Is patent ownership a question of federal law? It depends. In the case of Millepede Marketing Ltd. v. Harsley, it’s not.
The recent Supreme Court decision Gunn v. Minton* provides the analytical framework: a matter is one for federal jurisdiction if (a) federal law creates the cause of action asserted or (b) a federal issue is: (1) necessarily raised, (2) actually disputed, (3) substantial, and (4) capable of resolution in federal court without disrupting the federal-state balance approved by Congress.
The question was whether Harsley had a duty to assign his patent application to his employer. The federal court didn’t have jurisdiction under (a) because the issue was a question of contract or employment law, not patent law.
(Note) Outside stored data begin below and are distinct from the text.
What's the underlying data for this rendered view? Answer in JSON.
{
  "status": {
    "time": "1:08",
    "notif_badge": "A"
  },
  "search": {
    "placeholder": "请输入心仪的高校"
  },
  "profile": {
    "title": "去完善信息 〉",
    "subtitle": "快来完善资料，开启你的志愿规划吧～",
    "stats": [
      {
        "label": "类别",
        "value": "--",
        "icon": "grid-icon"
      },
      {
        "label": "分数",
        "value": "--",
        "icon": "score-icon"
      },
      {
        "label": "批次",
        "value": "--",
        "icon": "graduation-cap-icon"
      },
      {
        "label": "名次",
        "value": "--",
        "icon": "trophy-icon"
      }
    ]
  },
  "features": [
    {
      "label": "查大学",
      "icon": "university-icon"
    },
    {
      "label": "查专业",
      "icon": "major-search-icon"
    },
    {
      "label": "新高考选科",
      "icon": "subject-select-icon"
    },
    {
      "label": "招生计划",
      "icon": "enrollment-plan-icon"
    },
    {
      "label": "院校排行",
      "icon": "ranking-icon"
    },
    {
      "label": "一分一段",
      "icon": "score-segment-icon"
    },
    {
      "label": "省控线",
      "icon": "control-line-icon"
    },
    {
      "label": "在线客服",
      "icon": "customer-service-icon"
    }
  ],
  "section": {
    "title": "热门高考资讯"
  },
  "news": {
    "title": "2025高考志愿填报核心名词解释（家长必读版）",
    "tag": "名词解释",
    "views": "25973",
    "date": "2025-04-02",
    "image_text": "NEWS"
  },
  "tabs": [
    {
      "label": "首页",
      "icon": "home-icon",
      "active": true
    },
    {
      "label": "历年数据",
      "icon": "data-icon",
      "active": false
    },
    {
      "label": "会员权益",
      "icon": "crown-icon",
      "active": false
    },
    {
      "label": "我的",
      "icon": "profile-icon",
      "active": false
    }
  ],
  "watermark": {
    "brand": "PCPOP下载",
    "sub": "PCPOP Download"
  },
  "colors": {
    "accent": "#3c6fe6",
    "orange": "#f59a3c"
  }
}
The federal court didn’t have jurisdiction under (b), either. Millepede argued that the federal question was whether the unassigned patent was the same invention as an earlier assigned patent, but that could be resolved as an admission (Harsley claimed priority to the earlier patent) or the question could be decided based on an employment agreement, therefore the claim didn’t necessarily raise patent law. Nor did the claim satisfy the remaining elements 2-4 needed to have federal jurisdiction.
And there is no such thing as common law equity jurisdiction (last reported in 1960), it’s jurisdiction under 28 U.S.C. § 1338(a) or not at all. Case closed.
Millepede Marketing Ltd. v Harsley (D.D.C. March 7, 2013)
* In a footnote: “This Court notes that the Supreme Court’s decision in Gunn, which delineated the four factors applicable to analysis of whether state-law claims ‘arise under’ federal law, and thus satisfy the jurisdictional mandate of §1338(a), issued on February 20, 2013, after the briefing in the case. No party to this case has filed any notice of additional authority since Gunn was decided.” Bench slap?